Ici, les regards du philanthrope se détournèrent de nouveau, comme s'il eût voulu supputer ce que ce douloureux fardeau pourrait ajouter à celui du commissionnaire. L'académicien en profita pour lui offrir les consolations habituelles. Après lui avoir refait l'ode de Malherbe à Duperrier, avec plusieurs citations en langues mortes (ce qui a toujours une grande autorité près de ceux qui ne connaissent que les vivantes), il fit un relevé statistique de tous les maux auxquels les quatre défunts avaient échappé en trépassant, et arriva à la conclusion, que le seul à plaindre était leur héritier survivant.

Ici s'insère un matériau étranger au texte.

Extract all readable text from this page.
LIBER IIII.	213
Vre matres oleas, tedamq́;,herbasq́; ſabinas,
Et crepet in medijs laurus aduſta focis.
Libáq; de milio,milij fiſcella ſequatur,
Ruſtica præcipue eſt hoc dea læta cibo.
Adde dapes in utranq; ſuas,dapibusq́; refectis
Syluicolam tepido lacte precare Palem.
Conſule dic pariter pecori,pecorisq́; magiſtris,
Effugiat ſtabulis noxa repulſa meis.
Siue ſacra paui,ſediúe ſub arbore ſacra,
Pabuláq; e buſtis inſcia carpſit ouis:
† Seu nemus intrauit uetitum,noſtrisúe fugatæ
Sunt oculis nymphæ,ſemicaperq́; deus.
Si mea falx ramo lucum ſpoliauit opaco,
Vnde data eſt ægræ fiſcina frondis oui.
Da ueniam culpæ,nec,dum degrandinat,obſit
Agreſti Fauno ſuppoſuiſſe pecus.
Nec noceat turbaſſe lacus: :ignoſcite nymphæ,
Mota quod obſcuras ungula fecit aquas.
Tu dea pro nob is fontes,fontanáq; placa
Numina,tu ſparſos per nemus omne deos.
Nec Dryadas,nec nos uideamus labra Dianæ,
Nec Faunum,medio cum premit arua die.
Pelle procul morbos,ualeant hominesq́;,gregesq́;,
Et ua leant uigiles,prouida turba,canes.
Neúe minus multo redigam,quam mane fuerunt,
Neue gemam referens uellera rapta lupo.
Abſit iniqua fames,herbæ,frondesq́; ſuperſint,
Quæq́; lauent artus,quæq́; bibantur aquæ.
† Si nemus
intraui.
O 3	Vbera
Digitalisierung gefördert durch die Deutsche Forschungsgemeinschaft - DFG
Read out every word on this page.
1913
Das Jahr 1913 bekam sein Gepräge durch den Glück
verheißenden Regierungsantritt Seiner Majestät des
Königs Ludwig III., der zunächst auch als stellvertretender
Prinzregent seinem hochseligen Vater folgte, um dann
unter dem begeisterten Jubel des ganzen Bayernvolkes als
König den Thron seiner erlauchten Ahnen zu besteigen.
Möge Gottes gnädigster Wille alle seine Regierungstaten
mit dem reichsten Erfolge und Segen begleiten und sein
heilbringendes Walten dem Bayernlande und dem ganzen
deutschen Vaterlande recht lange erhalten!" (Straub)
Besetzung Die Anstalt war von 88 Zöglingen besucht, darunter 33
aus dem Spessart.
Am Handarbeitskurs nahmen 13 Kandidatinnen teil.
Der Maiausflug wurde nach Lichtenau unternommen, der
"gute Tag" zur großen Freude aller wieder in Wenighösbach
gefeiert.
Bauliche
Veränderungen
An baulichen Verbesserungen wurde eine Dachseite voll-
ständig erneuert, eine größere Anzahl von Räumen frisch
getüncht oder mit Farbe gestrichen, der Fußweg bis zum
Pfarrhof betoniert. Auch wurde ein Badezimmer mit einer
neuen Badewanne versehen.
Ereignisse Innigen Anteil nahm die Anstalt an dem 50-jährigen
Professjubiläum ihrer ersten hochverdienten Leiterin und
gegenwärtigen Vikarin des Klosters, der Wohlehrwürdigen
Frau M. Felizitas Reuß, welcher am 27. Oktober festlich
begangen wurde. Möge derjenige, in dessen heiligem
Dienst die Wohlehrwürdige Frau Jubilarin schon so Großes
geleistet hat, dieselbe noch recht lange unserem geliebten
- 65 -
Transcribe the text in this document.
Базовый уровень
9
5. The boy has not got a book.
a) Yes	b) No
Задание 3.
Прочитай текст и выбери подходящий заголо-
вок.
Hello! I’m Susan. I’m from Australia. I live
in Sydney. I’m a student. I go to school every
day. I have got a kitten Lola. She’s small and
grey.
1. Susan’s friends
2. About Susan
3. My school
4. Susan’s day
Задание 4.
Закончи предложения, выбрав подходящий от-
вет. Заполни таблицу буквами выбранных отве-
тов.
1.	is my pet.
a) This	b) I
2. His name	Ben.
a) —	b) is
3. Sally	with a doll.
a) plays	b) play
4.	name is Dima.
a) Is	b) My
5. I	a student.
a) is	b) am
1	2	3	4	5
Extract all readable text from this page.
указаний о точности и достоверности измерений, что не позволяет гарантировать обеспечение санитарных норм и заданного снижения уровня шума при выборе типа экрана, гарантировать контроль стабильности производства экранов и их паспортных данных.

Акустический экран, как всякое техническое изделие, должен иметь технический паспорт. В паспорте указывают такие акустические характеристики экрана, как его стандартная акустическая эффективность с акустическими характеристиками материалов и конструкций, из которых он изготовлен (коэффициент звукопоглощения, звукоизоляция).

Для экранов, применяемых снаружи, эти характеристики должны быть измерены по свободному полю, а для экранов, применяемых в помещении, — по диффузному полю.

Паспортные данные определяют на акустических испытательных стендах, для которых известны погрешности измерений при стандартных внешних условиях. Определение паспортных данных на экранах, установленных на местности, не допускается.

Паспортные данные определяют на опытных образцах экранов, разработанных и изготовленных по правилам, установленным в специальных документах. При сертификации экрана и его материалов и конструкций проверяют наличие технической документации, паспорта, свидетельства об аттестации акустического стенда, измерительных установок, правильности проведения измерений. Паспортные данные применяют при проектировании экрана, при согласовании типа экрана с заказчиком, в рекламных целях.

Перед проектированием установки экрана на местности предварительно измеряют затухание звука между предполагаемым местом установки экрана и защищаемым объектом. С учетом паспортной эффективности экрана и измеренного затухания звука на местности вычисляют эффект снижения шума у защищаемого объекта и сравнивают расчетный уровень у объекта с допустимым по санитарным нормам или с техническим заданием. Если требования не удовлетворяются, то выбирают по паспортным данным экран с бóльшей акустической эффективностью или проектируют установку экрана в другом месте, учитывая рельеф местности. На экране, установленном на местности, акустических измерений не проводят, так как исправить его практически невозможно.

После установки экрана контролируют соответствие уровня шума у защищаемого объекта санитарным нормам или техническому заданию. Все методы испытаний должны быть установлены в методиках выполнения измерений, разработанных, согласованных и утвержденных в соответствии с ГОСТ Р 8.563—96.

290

M. Le Doux parut un peu consolé par cette démonstration de son malheur, et remercia M. Atout. Quels que fussent d'ailleurs ses chagrins, il espérait les adoucir par le noble exercice de la bienfaisance. Le genre humain lui tiendrait lieu de famille, il voulait s'adonner désormais tout entier à la propagation de la société Aide-toi! le ciel ne t'aidera pas.

Il rappela, à cette occasion, à l'académicien, qu'il avait promis de souscrire à l'œuvre, et le pria d'assister le lendemain à l'exhibition des pupilles de la société.

IX

Promenades de Sans-Pair embellies de légumes monstres.—Maison de placement matrimonial patentée du gouvernement (sans garantie).—Une pastorale arithmétique.—Un heureux monstre.—Mémoires philosophiques du roi Extra.

Tous deux étaient arrivés, en causant ainsi, à la porte d'un jardin public où les promeneurs se portaient en foule. Ils y entrèrent avec Maurice, afin de leur en faire admirer les plantations.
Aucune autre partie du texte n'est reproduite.